A/B Test Calculator

Determine if your A/B test results are statistically significant. Enter visitors and conversions for both control and variant groups to get instant statistical analysis including p-value, z-score, uplift, and power.

Z = (p₂ - p₁) / √(p̂ × (1 - p̂) × (1/n₁ + 1/n₂))

Control Group (A)

Variant Group (B)

Frequently Asked Questions

What is an A/B test?

An A/B test (also called a split test) is a controlled experiment where you compare two versions of something (e.g., a webpage, email, or ad) to determine which performs better. Version A is the control (original), and Version B is the variant (modified). Users are randomly assigned to each group, and their behavior (conversions, clicks, etc.) is measured.

What is statistical significance in A/B testing?

Statistical significance means the difference between your control and variant is unlikely to be due to random chance. Typically, a result is considered significant at 95% confidence, meaning there's less than a 5% probability the observed difference happened by chance. The p-value quantifies this probability.

How do you calculate the p-value for an A/B test?

The p-value is calculated using a two-proportion z-test. First, compute the z-score: Z = (p₂ - p₁) / √(p̂ × (1 - p̂) × (1/n₁ + 1/n₂)), where p̂ is the pooled proportion. Then convert the z-score to a two-tailed p-value using the standard normal distribution.

What confidence level should I use?

95% confidence is the industry standard for most A/B tests. Use 90% for directional decisions or fast-paced experiments where speed matters more than certainty. Use 99% for high-stakes decisions (pricing changes, major redesigns) where a false positive would be very costly.
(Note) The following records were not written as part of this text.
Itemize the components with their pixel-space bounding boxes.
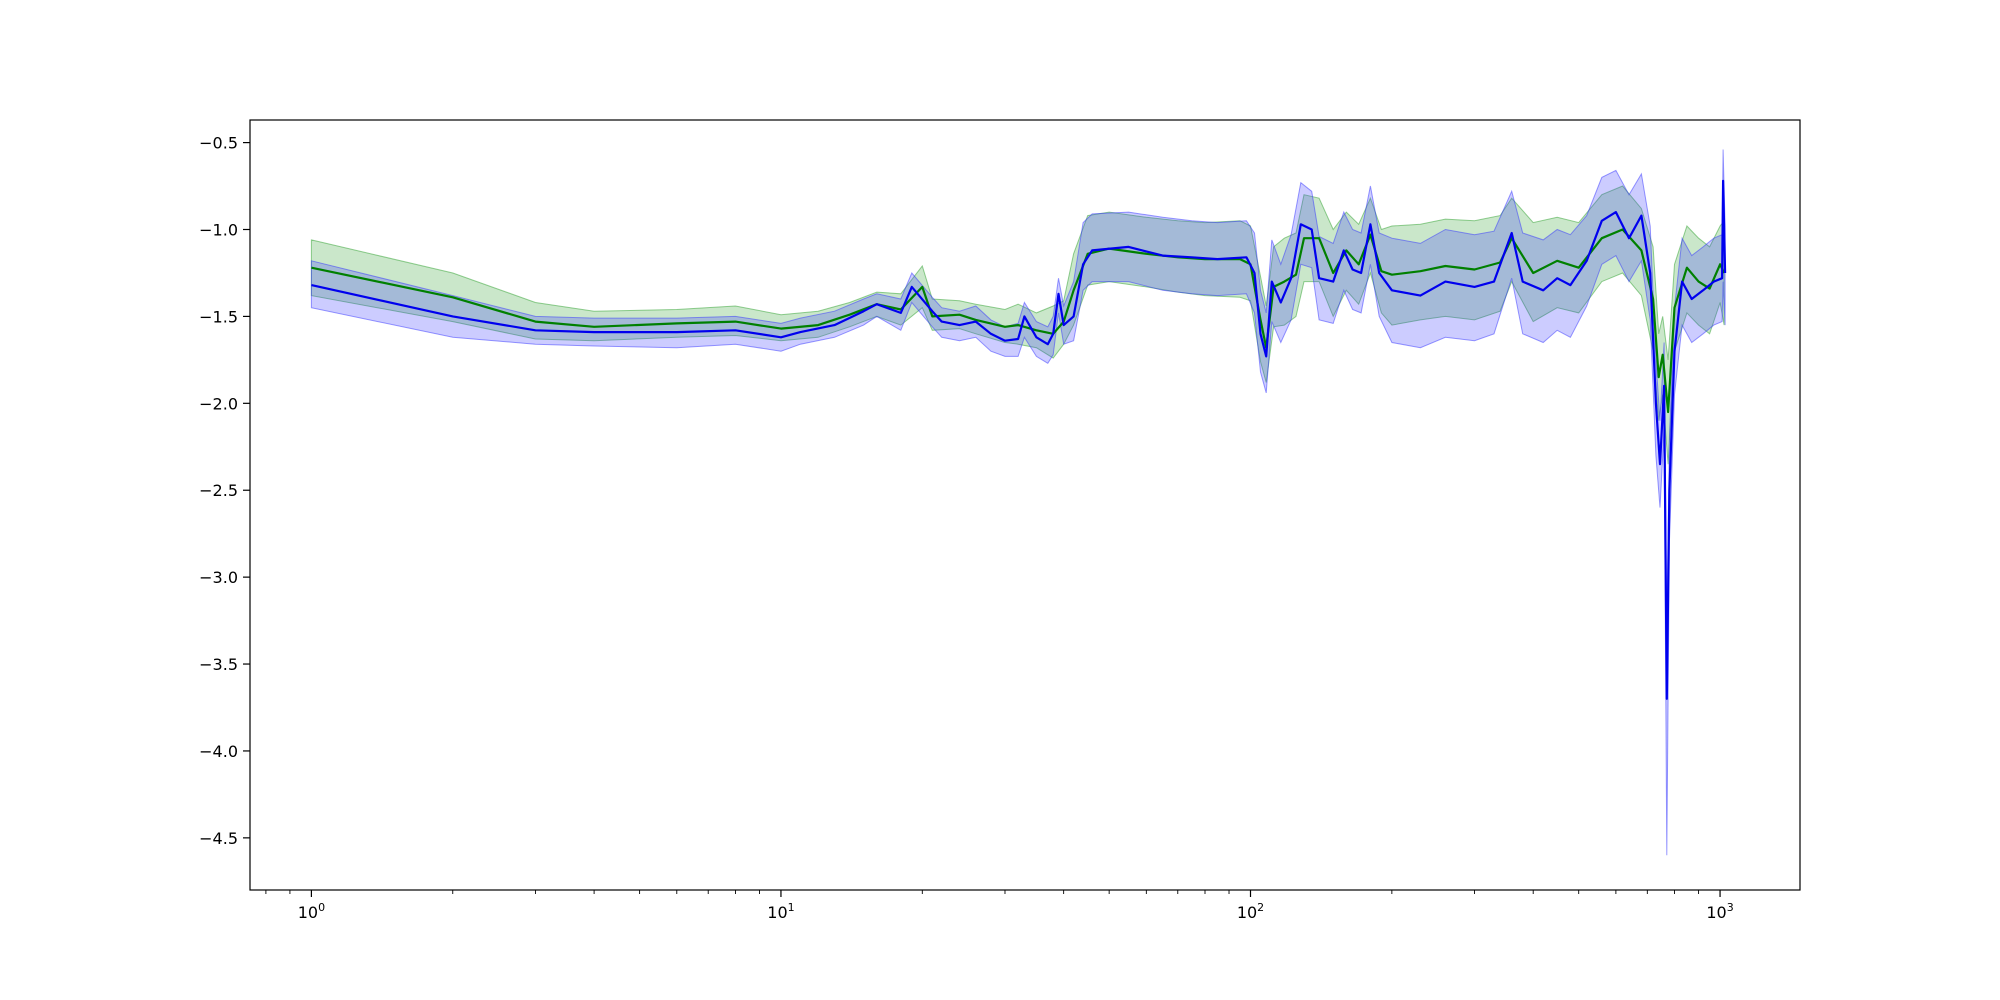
x-tick-label-base: 10 — [1706, 903, 1726, 922]
x-tick-label-exponent: 1 — [788, 901, 795, 914]
x-tick-label: 102 — [1237, 901, 1264, 922]
x-axis: 100 101 102 103 — [265, 890, 1734, 922]
x-tick-label-exponent: 3 — [1727, 901, 1734, 914]
y-tick-label: −2.0 — [199, 394, 238, 413]
series-lines — [311, 179, 1727, 700]
x-tick-label-exponent: 0 — [318, 901, 325, 914]
x-tick-label: 100 — [298, 901, 325, 922]
x-tick-label-base: 10 — [1237, 903, 1257, 922]
x-tick-label: 103 — [1706, 901, 1733, 922]
y-tick-label: −1.0 — [199, 221, 238, 240]
x-tick-label-base: 10 — [298, 903, 318, 922]
y-tick-label: −0.5 — [199, 134, 238, 153]
y-tick-label: −3.0 — [199, 568, 238, 587]
y-tick-label: −2.5 — [199, 481, 238, 500]
y-axis: −0.5 −1.0 −1.5 −2.0 −2.5 −3.0 −3.5 −4.0 −4.5 — [199, 134, 250, 848]
series-2-line — [311, 179, 1727, 700]
plot-frame — [249, 119, 1801, 891]
x-tick-label-exponent: 2 — [1257, 901, 1264, 914]
y-tick-label: −3.5 — [199, 655, 238, 674]
series-2-band — [310, 149, 1726, 856]
x-tick-label: 101 — [767, 901, 794, 922]
x-tick-label-base: 10 — [767, 903, 787, 922]
y-tick-label: −4.0 — [199, 742, 238, 761]
y-tick-label: −4.5 — [199, 829, 238, 848]
y-tick-label: −1.5 — [199, 307, 238, 326]
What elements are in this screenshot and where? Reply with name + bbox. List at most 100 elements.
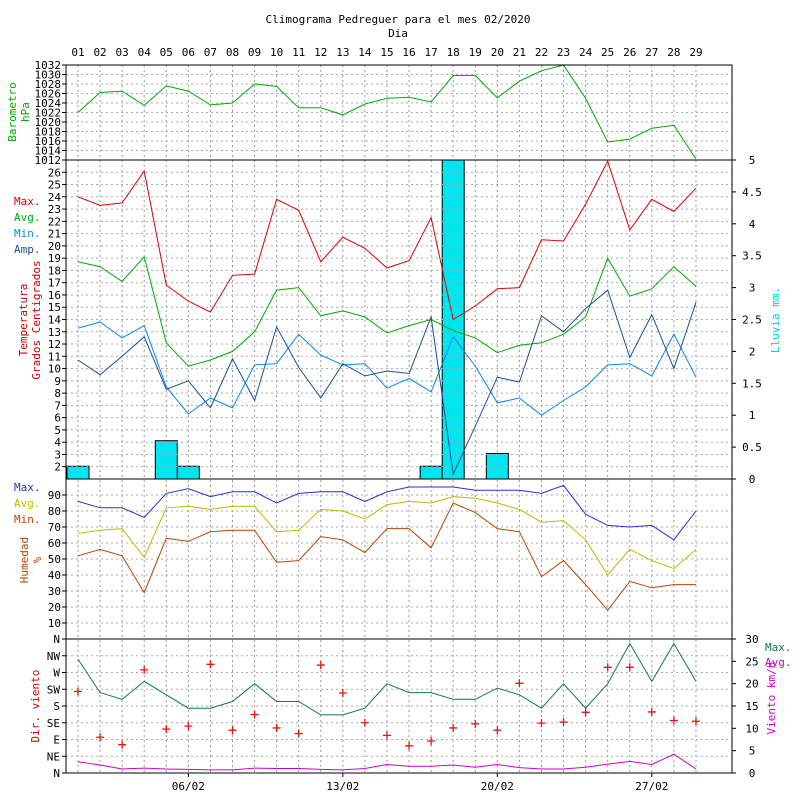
chart-title: Climograma Pedreguer para el mes 02/2020 [266, 13, 531, 26]
date-tick-label: 20/02 [481, 780, 514, 793]
humidity-legend-3: Min. [14, 513, 41, 526]
temp-tick-label-25: 25 [48, 179, 61, 192]
day-label-21: 21 [513, 46, 526, 59]
wind-dir-label: SE [47, 717, 60, 730]
wind-speed-tick-label-25: 25 [745, 655, 758, 668]
wind-direction-marker-13 [338, 688, 347, 697]
temp-line-max [77, 159, 697, 321]
temp-tick-label-24: 24 [48, 191, 62, 204]
day-label-11: 11 [292, 46, 305, 59]
wind-dir-label: S [53, 700, 60, 713]
wind-direction-marker-12 [316, 661, 325, 670]
wind-dir-label: N [53, 767, 60, 780]
day-label-20: 20 [491, 46, 504, 59]
pressure-tick-label-1016: 1016 [35, 135, 62, 148]
wind-speed-tick-label-20: 20 [745, 678, 758, 691]
pressure-tick-label-1014: 1014 [35, 145, 62, 158]
wind-dir-ylabel: Dir. viento [29, 670, 42, 743]
wind-speed-ylabel: Viento km/h [765, 662, 778, 735]
temp-tick-label-11: 11 [48, 350, 61, 363]
rain-bar-05 [154, 440, 178, 480]
wind-direction-marker-20 [493, 726, 502, 735]
wind-direction-marker-15 [382, 731, 391, 740]
rain-tick-label: 2.5 [742, 314, 762, 327]
pressure-tick-label-1024: 1024 [35, 97, 62, 110]
humidity-line-avg [77, 496, 697, 576]
wind-direction-marker-27 [647, 707, 656, 716]
temp-tick-label-16: 16 [48, 289, 61, 302]
day-label-12: 12 [314, 46, 327, 59]
day-label-06: 06 [182, 46, 195, 59]
temp-tick-label-9: 9 [54, 375, 61, 388]
pressure-tick-label-1020: 1020 [35, 116, 62, 129]
day-label-27: 27 [645, 46, 658, 59]
rain-ylabel: Lluvia mm. [769, 287, 782, 353]
day-label-14: 14 [358, 46, 372, 59]
day-label-02: 02 [93, 46, 106, 59]
day-label-15: 15 [380, 46, 393, 59]
rain-tick-label: 4 [749, 218, 756, 231]
temp-line-amp [77, 289, 697, 476]
temp-legend-1: Max. [14, 195, 41, 208]
day-label-08: 08 [226, 46, 239, 59]
pressure-tick-label-1018: 1018 [35, 126, 62, 139]
wind-direction-marker-28 [669, 716, 678, 725]
humidity-line-min [77, 502, 696, 611]
rain-tick-label: 1 [749, 409, 756, 422]
pressure-line [77, 64, 697, 160]
wind-direction-marker-16 [405, 741, 414, 750]
temp-tick-label-17: 17 [48, 277, 61, 290]
day-label-07: 07 [204, 46, 217, 59]
pressure-tick-label-1032: 1032 [35, 59, 62, 72]
wind-direction-marker-03 [118, 740, 127, 749]
day-label-09: 09 [248, 46, 261, 59]
rain-tick-label: 3 [749, 282, 756, 295]
temp-tick-label-19: 19 [48, 252, 61, 265]
pressure-ylabel-2: hPa [19, 102, 32, 122]
day-label-19: 19 [469, 46, 482, 59]
temp-legend-4: Amp. [14, 243, 41, 256]
wind-dir-label: SW [47, 683, 61, 696]
humidity-ylabel-2: % [31, 556, 44, 563]
wind-speed-tick-label-5: 5 [749, 745, 756, 758]
humidity-tick-label-90: 90 [48, 489, 61, 502]
rain-tick-label: 2 [749, 345, 756, 358]
date-tick-label: 13/02 [326, 780, 359, 793]
pressure-tick-label-1030: 1030 [35, 69, 62, 82]
day-label-29: 29 [689, 46, 702, 59]
wind-line-max [77, 642, 697, 716]
wind-dir-label: NW [47, 650, 61, 663]
rain-tick-label: 0.5 [742, 441, 762, 454]
temp-tick-label-3: 3 [54, 448, 61, 461]
day-label-10: 10 [270, 46, 283, 59]
day-label-18: 18 [447, 46, 460, 59]
plot-panels: 01 02 03 04 05 06 07 08 09 10 11 12 13 14 15 16 17 18 19 20… [6, 46, 792, 793]
temp-tick-label-13: 13 [48, 326, 61, 339]
wind-speed-tick-label-10: 10 [745, 722, 758, 735]
wind-direction-marker-07 [206, 660, 215, 669]
temp-tick-label-22: 22 [48, 215, 61, 228]
temp-tick-label-6: 6 [54, 412, 61, 425]
temp-ylabel-1: Temperatura [17, 284, 30, 357]
temp-tick-label-23: 23 [48, 203, 61, 216]
wind-direction-marker-23 [559, 718, 568, 727]
pressure-tick-label-1028: 1028 [35, 78, 62, 91]
day-label-17: 17 [424, 46, 437, 59]
wind-direction-marker-21 [515, 679, 524, 688]
humidity-legend-1: Max. [14, 481, 41, 494]
wind-dir-label: W [53, 667, 60, 680]
wind-direction-marker-24 [581, 708, 590, 717]
humidity-legend-2: Avg. [14, 497, 41, 510]
day-label-13: 13 [336, 46, 349, 59]
temp-tick-label-12: 12 [48, 338, 61, 351]
pressure-tick-label-1012: 1012 [35, 154, 62, 167]
date-tick-label: 27/02 [635, 780, 668, 793]
day-label-25: 25 [601, 46, 614, 59]
wind-direction-marker-17 [427, 736, 436, 745]
temp-legend-2: Avg. [14, 211, 41, 224]
wind-dir-label: NE [47, 750, 60, 763]
day-label-26: 26 [623, 46, 636, 59]
day-label-01: 01 [71, 46, 84, 59]
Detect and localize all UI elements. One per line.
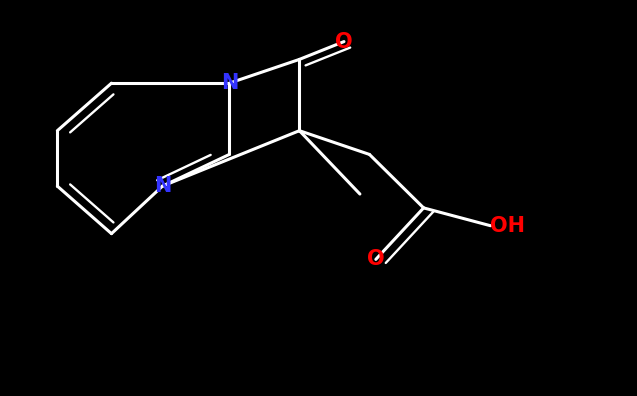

What is statistical power?

Statistical power is the probability of detecting a true effect when one exists. A power of 80% means if there really is a difference between your variations, you have an 80% chance of detecting it. Low power means you might miss real improvements (false negatives). Most experiments should target at least 80% power.

How long should I run an A/B test?

Run your test until you reach the required sample size (use our Sample Size Calculator to determine this). Never stop a test early just because it looks significant — this inflates false positive rates. Also run for at least 1-2 full business cycles (typically 1-2 weeks) to account for day-of-week effects.

What does the uplift percentage mean?

Uplift (or lift) is the relative improvement of the variant over the control. It's calculated as: Uplift = (Variant Rate - Control Rate) / Control Rate × 100. For example, if control converts at 5% and variant at 6%, the uplift is 20% — meaning the variant performs 20% better than the control.

Can I trust my A/B test results with a small sample size?

Small sample sizes lead to unreliable results with wide confidence intervals. Even if you see a 'significant' p-value with small samples, the observed effect size is likely exaggerated. Aim for adequate sample sizes before drawing conclusions. Use our A/B Test Sample Size Calculator to plan your experiment.

What is A/B Testing?

A/B testing (also known as split testing) is a method of comparing two versions of a webpage, email, ad, or any other content to determine which one performs better. Users are randomly divided into two groups: the control group (A) sees the original version, and the variant group (B) sees the modified version.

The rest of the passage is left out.